Oplus_131072
Hidup ini serupa bayangan di atas air, berguncang oleh angin, buyar oleh sentuhan. Kita berlari mengejar sesuatu yang tampak nyata, hanya untuk menyadari bahwa ia hanyalah pantulan yang mudah lenyap.
Segala yang tampak megah—kedudukan, harta, sanjungan—adalah perhiasan yang akan lusuh oleh waktu. Kita meraihnya dengan tangan gemetar, menggenggamnya erat seakan ia abadi, padahal ia tak lebih dari debu yang berserak di tepian senja.
Berapa banyak manusia yang tunduk pada ilusi? Yang membungkukkan punggung pada mahkota dunia, hanya untuk menyaksikan ia runtuh dalam genggaman?
Berapa banyak hati yang meletakkan harapannya pada sesama manusia, lalu kecewa saat janji tak ditepati, saat kasih berbalik menjadi luka?
Namun, di balik gemuruh kepalsuan ini, ada satu tempat yang tak goyah. Tempat di mana segala yang lemah menemukan sandaran, tempat di mana segala yang hilang akhirnya pulang. Bersujudlah pada Yang Kekal, pada Dia yang tak terjamah oleh kefanaan.

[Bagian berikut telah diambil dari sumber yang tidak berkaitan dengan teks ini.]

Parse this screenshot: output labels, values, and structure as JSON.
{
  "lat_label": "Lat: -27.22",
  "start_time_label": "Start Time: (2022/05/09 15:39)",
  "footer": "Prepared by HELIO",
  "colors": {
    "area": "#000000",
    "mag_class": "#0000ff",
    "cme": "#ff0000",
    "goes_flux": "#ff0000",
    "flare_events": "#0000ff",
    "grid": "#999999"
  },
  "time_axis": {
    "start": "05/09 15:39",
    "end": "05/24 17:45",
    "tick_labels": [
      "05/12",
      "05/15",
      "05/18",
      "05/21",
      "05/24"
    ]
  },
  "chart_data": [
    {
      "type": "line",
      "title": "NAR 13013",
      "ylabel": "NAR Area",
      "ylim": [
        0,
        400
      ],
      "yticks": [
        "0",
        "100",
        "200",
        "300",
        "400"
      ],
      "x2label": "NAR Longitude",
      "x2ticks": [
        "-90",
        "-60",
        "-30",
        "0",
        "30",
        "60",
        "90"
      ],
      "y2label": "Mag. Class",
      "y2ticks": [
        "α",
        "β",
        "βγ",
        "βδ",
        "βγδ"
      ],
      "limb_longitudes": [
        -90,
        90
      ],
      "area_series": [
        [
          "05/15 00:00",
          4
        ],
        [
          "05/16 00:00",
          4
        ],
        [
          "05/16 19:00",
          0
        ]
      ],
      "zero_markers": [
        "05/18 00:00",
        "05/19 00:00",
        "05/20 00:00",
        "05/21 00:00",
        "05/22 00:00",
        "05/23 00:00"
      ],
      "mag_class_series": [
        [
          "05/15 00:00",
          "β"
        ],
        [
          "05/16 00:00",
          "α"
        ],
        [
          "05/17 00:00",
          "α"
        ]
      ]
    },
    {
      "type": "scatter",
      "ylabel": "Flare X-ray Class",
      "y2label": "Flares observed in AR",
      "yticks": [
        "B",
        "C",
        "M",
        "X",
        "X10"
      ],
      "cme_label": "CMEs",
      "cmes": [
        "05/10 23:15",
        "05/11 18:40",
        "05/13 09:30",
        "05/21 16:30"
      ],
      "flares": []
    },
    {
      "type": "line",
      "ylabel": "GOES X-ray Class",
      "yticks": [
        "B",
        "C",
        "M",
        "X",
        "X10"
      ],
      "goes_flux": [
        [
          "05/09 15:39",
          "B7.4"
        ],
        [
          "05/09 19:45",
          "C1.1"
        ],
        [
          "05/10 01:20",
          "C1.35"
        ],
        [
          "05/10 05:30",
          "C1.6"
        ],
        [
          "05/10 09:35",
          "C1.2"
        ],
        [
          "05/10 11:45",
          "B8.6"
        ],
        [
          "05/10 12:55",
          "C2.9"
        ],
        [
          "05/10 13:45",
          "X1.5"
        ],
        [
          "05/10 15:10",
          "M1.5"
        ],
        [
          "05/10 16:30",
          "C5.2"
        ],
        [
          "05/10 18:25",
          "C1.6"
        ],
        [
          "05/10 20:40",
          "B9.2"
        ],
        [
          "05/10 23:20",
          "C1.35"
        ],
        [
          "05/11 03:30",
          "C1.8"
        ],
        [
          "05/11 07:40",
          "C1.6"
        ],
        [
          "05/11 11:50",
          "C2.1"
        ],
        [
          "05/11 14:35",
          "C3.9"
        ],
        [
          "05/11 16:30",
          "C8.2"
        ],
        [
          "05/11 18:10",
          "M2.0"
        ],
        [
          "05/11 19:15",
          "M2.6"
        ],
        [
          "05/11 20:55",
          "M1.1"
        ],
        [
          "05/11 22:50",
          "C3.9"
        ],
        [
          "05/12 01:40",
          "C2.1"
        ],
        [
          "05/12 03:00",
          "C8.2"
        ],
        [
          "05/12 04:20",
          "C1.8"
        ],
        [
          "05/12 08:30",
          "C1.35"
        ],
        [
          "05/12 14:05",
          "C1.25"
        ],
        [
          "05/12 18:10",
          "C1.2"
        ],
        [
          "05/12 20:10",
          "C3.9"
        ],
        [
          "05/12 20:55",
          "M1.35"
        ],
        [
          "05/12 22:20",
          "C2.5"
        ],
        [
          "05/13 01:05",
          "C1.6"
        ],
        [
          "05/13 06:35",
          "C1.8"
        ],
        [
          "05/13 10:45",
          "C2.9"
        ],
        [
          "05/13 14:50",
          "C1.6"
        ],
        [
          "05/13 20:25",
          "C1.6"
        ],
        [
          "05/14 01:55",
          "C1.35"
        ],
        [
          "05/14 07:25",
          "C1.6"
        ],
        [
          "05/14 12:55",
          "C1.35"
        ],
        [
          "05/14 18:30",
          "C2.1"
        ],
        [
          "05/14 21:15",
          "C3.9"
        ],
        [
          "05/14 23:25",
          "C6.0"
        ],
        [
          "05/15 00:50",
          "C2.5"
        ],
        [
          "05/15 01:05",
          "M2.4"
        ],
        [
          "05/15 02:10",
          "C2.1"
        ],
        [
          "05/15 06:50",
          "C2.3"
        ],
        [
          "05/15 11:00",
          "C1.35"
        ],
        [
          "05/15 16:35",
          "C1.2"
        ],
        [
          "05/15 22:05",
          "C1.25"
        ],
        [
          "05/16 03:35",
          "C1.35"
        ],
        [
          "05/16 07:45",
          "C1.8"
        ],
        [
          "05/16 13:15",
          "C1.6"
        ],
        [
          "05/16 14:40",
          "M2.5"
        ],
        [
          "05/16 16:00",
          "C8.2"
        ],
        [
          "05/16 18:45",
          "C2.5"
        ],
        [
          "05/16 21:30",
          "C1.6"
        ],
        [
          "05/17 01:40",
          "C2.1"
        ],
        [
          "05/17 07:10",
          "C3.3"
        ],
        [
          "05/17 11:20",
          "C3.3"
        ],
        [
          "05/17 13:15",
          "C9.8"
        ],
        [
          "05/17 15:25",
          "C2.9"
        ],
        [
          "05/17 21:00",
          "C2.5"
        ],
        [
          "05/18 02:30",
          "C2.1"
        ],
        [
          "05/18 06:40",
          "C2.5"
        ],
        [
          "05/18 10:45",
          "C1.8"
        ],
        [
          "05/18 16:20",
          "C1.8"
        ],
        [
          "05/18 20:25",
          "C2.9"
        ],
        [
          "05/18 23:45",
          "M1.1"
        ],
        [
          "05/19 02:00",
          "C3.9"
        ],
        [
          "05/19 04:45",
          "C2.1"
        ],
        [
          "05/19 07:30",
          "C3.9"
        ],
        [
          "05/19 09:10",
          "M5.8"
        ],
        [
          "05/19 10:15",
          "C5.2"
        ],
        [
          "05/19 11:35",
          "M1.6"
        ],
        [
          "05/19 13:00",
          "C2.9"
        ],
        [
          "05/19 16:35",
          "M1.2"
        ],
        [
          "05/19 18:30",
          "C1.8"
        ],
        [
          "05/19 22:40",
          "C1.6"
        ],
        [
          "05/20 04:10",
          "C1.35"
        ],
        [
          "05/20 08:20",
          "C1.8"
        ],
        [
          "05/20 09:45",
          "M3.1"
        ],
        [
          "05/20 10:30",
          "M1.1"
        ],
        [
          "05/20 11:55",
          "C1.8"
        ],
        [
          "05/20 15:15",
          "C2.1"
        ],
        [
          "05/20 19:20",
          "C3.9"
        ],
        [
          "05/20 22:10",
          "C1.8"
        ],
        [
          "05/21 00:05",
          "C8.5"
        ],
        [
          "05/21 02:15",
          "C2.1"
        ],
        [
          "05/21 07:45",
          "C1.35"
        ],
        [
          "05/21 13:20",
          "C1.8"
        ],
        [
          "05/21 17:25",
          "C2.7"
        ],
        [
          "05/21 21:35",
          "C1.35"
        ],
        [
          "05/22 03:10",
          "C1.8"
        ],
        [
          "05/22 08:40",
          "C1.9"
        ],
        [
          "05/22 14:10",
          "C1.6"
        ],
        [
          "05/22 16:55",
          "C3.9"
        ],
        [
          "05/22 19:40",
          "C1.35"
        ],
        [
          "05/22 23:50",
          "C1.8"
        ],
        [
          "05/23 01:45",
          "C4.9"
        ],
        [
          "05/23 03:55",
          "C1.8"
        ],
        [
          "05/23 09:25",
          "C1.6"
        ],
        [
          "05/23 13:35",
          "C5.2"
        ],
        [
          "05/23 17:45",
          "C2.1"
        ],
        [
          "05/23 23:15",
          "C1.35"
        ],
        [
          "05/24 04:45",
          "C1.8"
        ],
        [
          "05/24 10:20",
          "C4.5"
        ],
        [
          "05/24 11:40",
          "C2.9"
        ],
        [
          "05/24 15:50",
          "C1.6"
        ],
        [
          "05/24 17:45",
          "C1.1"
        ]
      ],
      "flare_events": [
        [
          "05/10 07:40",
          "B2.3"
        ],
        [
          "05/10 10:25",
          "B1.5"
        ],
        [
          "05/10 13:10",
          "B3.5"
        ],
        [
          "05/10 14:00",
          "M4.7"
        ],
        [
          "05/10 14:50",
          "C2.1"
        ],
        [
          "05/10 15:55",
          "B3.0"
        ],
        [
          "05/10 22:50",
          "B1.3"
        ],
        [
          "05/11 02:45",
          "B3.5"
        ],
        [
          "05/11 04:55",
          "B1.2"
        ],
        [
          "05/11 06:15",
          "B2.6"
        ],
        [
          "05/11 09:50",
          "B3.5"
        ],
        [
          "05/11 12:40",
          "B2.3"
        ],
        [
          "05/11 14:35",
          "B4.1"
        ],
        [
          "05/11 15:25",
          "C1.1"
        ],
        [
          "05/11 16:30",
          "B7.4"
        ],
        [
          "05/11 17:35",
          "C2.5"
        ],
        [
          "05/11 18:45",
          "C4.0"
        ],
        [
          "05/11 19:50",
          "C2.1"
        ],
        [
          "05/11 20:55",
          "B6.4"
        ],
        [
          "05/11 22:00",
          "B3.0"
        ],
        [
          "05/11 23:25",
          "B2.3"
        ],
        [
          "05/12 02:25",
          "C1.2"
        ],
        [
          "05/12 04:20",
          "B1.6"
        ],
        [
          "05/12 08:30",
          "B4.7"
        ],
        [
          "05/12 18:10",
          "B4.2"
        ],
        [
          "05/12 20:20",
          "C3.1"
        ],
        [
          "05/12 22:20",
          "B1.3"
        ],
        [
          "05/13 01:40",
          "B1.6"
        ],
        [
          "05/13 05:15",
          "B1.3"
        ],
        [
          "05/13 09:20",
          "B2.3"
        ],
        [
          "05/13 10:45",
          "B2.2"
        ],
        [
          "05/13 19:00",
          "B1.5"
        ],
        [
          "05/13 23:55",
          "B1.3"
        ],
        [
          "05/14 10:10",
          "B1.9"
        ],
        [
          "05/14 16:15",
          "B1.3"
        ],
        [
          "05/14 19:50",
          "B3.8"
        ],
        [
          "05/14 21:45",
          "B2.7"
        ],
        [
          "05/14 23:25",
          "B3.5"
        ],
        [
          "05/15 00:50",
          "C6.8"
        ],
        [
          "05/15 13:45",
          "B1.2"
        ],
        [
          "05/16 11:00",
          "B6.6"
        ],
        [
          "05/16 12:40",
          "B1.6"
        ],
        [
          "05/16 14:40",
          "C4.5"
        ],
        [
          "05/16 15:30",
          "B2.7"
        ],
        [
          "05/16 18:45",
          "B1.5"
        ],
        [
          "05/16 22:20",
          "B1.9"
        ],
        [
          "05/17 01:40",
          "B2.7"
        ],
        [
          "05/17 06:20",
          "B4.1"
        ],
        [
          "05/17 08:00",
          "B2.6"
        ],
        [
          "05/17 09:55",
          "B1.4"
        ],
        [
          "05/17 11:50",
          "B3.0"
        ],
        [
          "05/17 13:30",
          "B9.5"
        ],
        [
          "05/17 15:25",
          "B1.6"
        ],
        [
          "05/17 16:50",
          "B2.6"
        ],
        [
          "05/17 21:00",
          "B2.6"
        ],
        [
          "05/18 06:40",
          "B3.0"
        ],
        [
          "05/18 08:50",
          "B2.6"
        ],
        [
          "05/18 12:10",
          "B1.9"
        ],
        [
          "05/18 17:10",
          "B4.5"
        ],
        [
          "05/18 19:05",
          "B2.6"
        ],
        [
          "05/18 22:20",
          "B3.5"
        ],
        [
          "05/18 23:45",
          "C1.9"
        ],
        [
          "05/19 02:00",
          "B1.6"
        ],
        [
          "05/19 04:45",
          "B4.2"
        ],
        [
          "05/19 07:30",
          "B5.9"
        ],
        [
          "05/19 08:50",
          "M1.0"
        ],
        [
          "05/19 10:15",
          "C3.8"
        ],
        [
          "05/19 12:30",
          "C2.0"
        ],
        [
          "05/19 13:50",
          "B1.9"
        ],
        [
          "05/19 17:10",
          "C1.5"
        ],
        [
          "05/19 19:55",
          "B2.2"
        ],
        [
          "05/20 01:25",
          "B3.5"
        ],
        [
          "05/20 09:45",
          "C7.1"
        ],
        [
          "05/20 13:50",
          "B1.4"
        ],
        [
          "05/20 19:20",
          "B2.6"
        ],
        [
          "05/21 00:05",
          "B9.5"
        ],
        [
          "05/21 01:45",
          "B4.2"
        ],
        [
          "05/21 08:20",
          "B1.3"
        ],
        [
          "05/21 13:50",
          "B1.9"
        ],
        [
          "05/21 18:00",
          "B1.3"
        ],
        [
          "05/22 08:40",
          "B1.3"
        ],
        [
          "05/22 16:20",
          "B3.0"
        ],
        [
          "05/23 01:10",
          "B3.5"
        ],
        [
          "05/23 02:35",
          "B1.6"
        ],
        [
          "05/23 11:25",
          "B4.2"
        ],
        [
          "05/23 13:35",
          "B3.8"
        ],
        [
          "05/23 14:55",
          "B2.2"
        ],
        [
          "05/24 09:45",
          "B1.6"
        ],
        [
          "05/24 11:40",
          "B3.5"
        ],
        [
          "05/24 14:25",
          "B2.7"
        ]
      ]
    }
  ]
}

Di hadapan-Nya, air mata bukan kelemahan, tapi doa yang tak terucapkan. Kesedihan bukan kehancuran, tapi jalan menuju cahaya. Di hadapan-Nya, sujud bukan sekadar raga yang bersimpuh, melainkan hati yang berserah tanpa ragu.
Maka, lepaskan dunia dari genggaman jika ia membuatmu lupa kepada-Nya. Biarkan ia mengalir seperti sungai yang tak pernah bisa kau simpan dalam genggam.
Sebab hanya dalam sujud yang sungguh, kau akan menemukan makna. Sebab hanya dalam bersandar kepada-Nya, kau tak akan lagi merasa rapuh.